Hardware Redundancy / Clustering / Standby Router

It would be great if RouterOS had a feature to synchronise it’s configuration from a partner and enter service when the primary router is unavailable. Something along the lines of transferring a backup or export every X minutes and switching to this configuration when primary is not reachable.

For example:
All connectivity via switching layer and thus presented to CCR routers as VLANs
CCR1 connected to CCR2 via cross over on ether8 to transfer configs and perform ‘heart beats’
CCR2 would essentially be in standby mode. Upon activation the current running config would be written to disk as ‘standby’ and the backup config brought in to service. Upon heartbeat restoring the current config would be written back as the backup and the standby configuration reloaded.
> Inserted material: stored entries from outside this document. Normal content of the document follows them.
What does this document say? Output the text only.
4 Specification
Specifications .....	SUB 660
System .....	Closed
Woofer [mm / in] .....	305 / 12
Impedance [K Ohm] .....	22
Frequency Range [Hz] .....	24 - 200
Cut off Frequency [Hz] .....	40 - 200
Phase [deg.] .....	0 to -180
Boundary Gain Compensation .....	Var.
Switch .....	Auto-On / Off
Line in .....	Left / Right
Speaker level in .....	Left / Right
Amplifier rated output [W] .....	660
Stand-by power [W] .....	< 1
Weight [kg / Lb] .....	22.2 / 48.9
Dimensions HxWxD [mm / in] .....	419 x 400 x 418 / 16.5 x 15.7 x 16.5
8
I actually just finished implementing my own version of this using pairs of CCR1009s. Interested in testing it? I have it detecting changes and pushing and restore a system backup to a secondary. It uses a VRRP interface (directly connected between the pair on ether1) to heartbeat and decide what to do. It detects changes on the active member via system history. Everything else is a standard configuration, it shuts down the other ether interfaces on the backup. It is a little hacky but seems to work pretty well.

I am still polishing it but would be interested in someone else testing it and working on it with me.

Absolutely, I would love to review it.

I initially thought it wouldn’t be possible as exports generally only contain non default settings and RouterOS, to the best of my knowledge, has no mechanism to reset portions of its configuration (ie /int reset).

My next thought was to transfer backups to a web server which could then hopefully inject the necessary netwatch, ether8 config and specific scripts…

Hi nathan1 me too like to test it

i will test on 2 CHR LABs

Configuration sync is only one piece of the puzzle.

State sync is just as crucial for failover chassis redundancy to work. If the backup box doesn’t have state information for the firewall, for instance, then all open connections through the firewall would be blocked if the chassis fails over, and all stateful NAT entries are going to fail. If the “stack” is running PPPoE services, then the standby is going to need to know the state of all sessions, session timers, bandwidth counters, etc. If IPSec SAs exist, then those are going to need to be synchronized. If routing protocols are running, then those states will need to be replicated in real time also.

Basically, the soul of box A needs to be able to jump into box B at a moment’s notice, discarding the old body. :wink:

ZeroByte:
I do agree that a continuous realtime sync done internally by Mikrotik is the best way to go about it, but this feature has been requested of Mikrotik for quite some time, without the feature being added. Short of that, having a hot(cold in some sense) standby that is ready to takeover when the master drops, even without active state replication, is very useful in my mind.

As it stands today, with Mikrotik devices, we all have singleton routers running. If they die, are we better off having no service to the end user or coming up with the latest (hopefully) backup and start allowing new flows? With my use case, I’d rather be up and running again automatically.

My solution isn’t perfect but I’m hoping that it might be improved/tested by others. Until Mikrotik implements the realtime sync, maybe they can easily add some features that make my implementation more effective. So far, it is working very well for me. YMMV.

I’m still putting some things together, I’m hoping I will have something to offer soon.

As promised:
https://github.com/svlsResearch/ha-mikrotik

If you are bold enough to test this, please heed my warnings. Have a proper test setup with out of band access.
If you do have a proper setup and want to give me some feedback of your tests, I’m happy to offer some guidance. The code is extremely alpha, but I do have 2 production pairs actively running it and successfully failing over.

It might be a little hard to get your head around the code without seeing it working. When I have time, I will product a video of it working from bootstrap, to configuration, to failover back and forth.